Sample size planning for complex study designs: A tutorial for the mlpwr package

Behav Res Methods. 2023 Nov 29. doi: 10.3758/s13428-023-02269-0. Online ahead of print.

Abstract

A common challenge in designing empirical studies is determining an appropriate sample size. When more complex models are used, estimates of power can only be obtained using Monte Carlo simulations. In this tutorial, we introduce the R package mlpwr to perform simulation-based power analysis based on surrogate modeling. Surrogate modeling is a powerful tool in guiding the search for study design parameters that imply a desired power or meet a cost threshold (e.g., in terms of monetary cost). mlpwr can be used to search for the optimal allocation when there are multiple design parameters, e.g., when balancing the number of participants and the number of groups in multilevel modeling. At the same time, the approach can take into account the cost of each design parameter, and aims to find a cost-efficient design.
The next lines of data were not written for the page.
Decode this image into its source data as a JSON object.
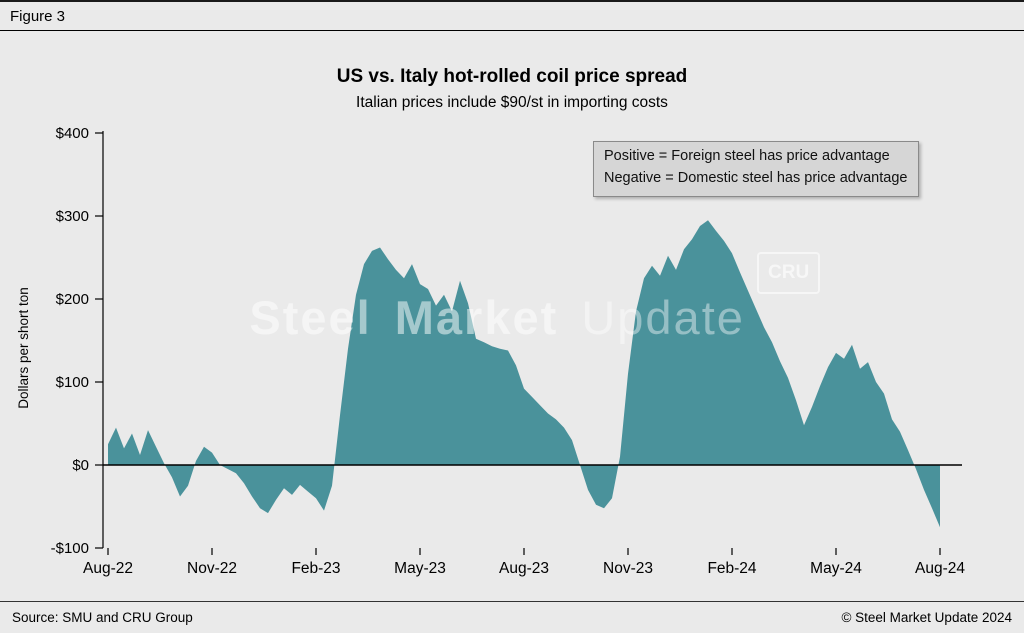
{
  "figure_label": "Figure 3",
  "title": "US vs. Italy hot-rolled coil price spread",
  "subtitle": "Italian prices include $90/st in importing costs",
  "legend": {
    "line1": "Positive = Foreign steel has price advantage",
    "line2": "Negative = Domestic steel has price advantage"
  },
  "watermark": {
    "steel_market": "Steel Market",
    "update": "Update",
    "cru": "CRU"
  },
  "footer": {
    "source": "Source: SMU and CRU Group",
    "copyright": "© Steel Market Update 2024"
  },
  "colors": {
    "area": "#4a929b",
    "background": "#eaeaea",
    "legend_bg": "#d6d6d6",
    "zero_line": "#000000"
  },
  "chart_data": {
    "type": "area",
    "title": "US vs. Italy hot-rolled coil price spread",
    "subtitle": "Italian prices include $90/st in importing costs",
    "xlabel": "",
    "ylabel": "Dollars per short ton",
    "ylim": [
      -100,
      400
    ],
    "grid": false,
    "legend_position": "top-right",
    "y_ticks": [
      {
        "value": 400,
        "label": "$400"
      },
      {
        "value": 300,
        "label": "$300"
      },
      {
        "value": 200,
        "label": "$200"
      },
      {
        "value": 100,
        "label": "$100"
      },
      {
        "value": 0,
        "label": "$0"
      },
      {
        "value": -100,
        "label": "-$100"
      }
    ],
    "x_tick_labels": [
      "Aug-22",
      "Nov-22",
      "Feb-23",
      "May-23",
      "Aug-23",
      "Nov-23",
      "Feb-24",
      "May-24",
      "Aug-24"
    ],
    "x_tick_indices": [
      0,
      13,
      26,
      39,
      52,
      65,
      78,
      91,
      104
    ],
    "x_unit": "weeks from Aug-22",
    "values": [
      25,
      45,
      20,
      38,
      12,
      42,
      22,
      2,
      -15,
      -38,
      -25,
      5,
      22,
      15,
      0,
      -5,
      -10,
      -22,
      -38,
      -52,
      -58,
      -42,
      -28,
      -36,
      -24,
      -32,
      -40,
      -55,
      -25,
      60,
      140,
      205,
      242,
      258,
      262,
      248,
      235,
      225,
      242,
      218,
      212,
      192,
      205,
      185,
      222,
      195,
      152,
      148,
      143,
      140,
      138,
      120,
      92,
      82,
      72,
      62,
      55,
      45,
      30,
      0,
      -30,
      -48,
      -52,
      -40,
      10,
      110,
      185,
      225,
      240,
      228,
      252,
      235,
      260,
      272,
      288,
      295,
      282,
      270,
      255,
      232,
      210,
      188,
      166,
      148,
      125,
      105,
      78,
      48,
      70,
      95,
      118,
      135,
      128,
      145,
      116,
      124,
      100,
      86,
      55,
      40,
      18,
      -5,
      -30,
      -52,
      -75
    ]
  }
}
We introduce the basic functionality of the package, which can be applied to a wide range of statistical models and study designs. Additionally, we provide two examples based on empirical studies for illustration: one for sample size planning when using an item response theory model, and one for assigning the number of participants and the number of countries for a study using multilevel modeling.

Keywords: Machine learning; Power analysis; Sample size; Simulation.